Here are some examples of ignorance and abuse
1000 Words, a news media site
500 words, a new media site
500 words, a blogging platform
600 words, a FAANG company's blog (8 MB is a gif from another post in the "Related" stories section 🤦♂️)
My Blog was at fault too.
I was unhappy with my own Wordpress hosted blog.
Part of the ballooning of requests was due to me embedding tweets. Which I could fix easily, but I was largly unhappy with the performance.
It is not that I dislike WordPress, products like WordPress and Webflow are enablers for non-developers to build powerful websites and express themselves. I have been a Webflow proponent since 2015 and am a user myself for StitchIQ.
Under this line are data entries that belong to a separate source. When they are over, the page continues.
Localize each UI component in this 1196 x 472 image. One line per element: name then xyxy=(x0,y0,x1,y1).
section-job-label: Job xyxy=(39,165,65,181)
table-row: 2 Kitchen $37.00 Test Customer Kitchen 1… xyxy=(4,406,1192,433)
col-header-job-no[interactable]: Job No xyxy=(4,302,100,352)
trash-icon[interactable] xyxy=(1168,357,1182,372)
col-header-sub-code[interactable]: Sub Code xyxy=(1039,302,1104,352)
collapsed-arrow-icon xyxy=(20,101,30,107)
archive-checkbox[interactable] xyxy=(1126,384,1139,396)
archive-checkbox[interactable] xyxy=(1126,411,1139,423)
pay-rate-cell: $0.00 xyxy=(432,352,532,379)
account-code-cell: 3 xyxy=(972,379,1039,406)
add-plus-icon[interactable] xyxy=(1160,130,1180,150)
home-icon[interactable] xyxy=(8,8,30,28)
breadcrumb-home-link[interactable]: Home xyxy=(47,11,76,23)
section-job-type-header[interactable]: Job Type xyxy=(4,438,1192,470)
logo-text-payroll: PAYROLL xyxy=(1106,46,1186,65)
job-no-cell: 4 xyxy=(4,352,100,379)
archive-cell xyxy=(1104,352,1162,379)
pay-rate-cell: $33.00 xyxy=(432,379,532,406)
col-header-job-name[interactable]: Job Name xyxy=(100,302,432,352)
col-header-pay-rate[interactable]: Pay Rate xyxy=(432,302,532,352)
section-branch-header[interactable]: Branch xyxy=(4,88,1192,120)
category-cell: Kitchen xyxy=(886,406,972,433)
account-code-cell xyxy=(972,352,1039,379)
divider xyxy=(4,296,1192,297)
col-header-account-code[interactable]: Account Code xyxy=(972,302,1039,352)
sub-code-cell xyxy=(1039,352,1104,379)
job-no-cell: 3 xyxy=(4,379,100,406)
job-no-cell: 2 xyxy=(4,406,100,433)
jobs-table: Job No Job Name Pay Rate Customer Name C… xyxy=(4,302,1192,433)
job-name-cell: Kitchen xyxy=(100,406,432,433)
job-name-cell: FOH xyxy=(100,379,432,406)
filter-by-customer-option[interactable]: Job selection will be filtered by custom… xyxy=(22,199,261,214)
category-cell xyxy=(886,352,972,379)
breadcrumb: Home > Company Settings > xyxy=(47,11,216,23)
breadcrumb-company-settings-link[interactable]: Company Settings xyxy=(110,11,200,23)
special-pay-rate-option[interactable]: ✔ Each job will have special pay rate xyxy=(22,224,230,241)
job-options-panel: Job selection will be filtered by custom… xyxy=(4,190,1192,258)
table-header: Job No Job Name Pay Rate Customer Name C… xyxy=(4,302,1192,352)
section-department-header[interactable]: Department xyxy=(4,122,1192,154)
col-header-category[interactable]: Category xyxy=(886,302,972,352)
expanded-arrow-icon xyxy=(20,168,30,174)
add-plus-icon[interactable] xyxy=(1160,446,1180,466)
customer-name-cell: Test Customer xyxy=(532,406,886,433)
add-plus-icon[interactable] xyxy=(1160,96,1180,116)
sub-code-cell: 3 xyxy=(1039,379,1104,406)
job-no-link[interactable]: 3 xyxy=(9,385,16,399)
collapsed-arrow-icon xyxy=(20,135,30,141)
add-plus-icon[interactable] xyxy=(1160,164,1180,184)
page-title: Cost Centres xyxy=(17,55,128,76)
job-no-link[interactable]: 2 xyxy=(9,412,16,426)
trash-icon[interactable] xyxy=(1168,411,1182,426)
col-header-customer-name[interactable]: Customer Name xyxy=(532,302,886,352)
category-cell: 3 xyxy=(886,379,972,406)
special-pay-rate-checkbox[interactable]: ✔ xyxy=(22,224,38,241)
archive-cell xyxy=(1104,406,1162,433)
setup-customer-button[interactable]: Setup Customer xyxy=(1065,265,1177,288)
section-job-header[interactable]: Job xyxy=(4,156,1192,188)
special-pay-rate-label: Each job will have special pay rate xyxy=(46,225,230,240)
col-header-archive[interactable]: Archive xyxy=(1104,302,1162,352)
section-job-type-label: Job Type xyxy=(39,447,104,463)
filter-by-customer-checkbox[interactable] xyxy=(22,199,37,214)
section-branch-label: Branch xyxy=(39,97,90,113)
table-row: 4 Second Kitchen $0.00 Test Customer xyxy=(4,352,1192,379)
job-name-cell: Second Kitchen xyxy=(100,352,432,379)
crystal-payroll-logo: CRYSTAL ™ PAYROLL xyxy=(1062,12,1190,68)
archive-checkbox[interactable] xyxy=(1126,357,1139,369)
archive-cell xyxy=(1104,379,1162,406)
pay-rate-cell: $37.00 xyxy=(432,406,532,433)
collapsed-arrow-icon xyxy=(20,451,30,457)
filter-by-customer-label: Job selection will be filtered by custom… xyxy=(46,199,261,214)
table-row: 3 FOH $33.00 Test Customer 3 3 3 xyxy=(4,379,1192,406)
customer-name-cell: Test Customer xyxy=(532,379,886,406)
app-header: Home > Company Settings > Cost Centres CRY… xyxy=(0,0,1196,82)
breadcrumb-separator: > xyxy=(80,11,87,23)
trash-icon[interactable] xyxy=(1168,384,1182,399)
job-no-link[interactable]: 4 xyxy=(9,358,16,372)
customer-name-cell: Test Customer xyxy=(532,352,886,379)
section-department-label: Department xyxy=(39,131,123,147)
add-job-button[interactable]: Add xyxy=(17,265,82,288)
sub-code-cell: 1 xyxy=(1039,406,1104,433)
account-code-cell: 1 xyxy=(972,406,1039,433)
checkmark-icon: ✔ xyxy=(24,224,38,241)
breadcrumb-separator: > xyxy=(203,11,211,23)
I decided to move back to hosting my blog on a static site, something I had done in the past by rolling my own static site builder and using Hugo before that. But this time, after a lot of searching, I decided to join the Eleventy bandwagon and move to Netlify as a hosting service. I will detail out why in future posts.
Hope for creativity by constraints
With this move, I also decided to constrain myself with some rules, in the hope I would get creative and make the site more performant and give the reader a better experience.
No JS or CSS from a 3rd party domain, or from a request I did not make
I do use a 3rd party analytics service, Plausibe.io; they are a privacy-aware lightweight Analytics tool, which allows me to serve the JS via my own domain. This is the only JS I am serving unless I am embedding some content.
I am not using any 3rd party CSS framework either; the web has come a long way from the days bootstrap was needed for a responsive website. Flexbox and Grid give you all the necessary capabilities out of the box. As a result, I have a hand-coded 3KB CSS file.
A blog does not have any dynamic content; its only job is to display text. I don't need a WYSIWYG editor, which then creates the need to have a database and an authentication layer. Having both adds security anxiety.
A blog with an average of 500 words a page does not need either.
Keep Assets sizes low
Using large images on a blog is disrespecting users. Why your blog needs to have an 8MB gif is beyond me
I even ranted about it on Twitter, where I mentioned some tips on optimizing images
We all know that when it comes to ranking higher in search, page speed is an essential factor. No one likes a slow page.— Ravi Vyas (@ravivyas84) July 22, 2020
The simplest "hack" to speed up your website is to optimize images. Most landing pages & blogs don't need images larger than 1920px in width.
The tips are simple
- Keep width under 1920 Pixels
- Use an image optimization tool like imageoptim.
Jusing ImageOptim for this post resulted in a saving of 70%
By moving to a static website, I went from 68 Requests and 3.2 MB of resources to 6 requests and 446 KB of resources, of which 424 KB is a single image, making the site faster.
Page Speed insights
This increase in speed improved the performance of the site. Below are page speed insights scores for a post with 6 images (1.4 MB)
Improving the speed also helped me rank higher for my name. I went from ranking 4 or 5 to rank 1 on Google. My average rank is now two or lower.
I did change the content of my home page, it moved from being a list of blogs to an about page, but I was never at rank 1 for the same setup when I was on WordPress.
Why the about page? If someone searches for "ravi vyas", they want to know more about me, not what I have recently posts.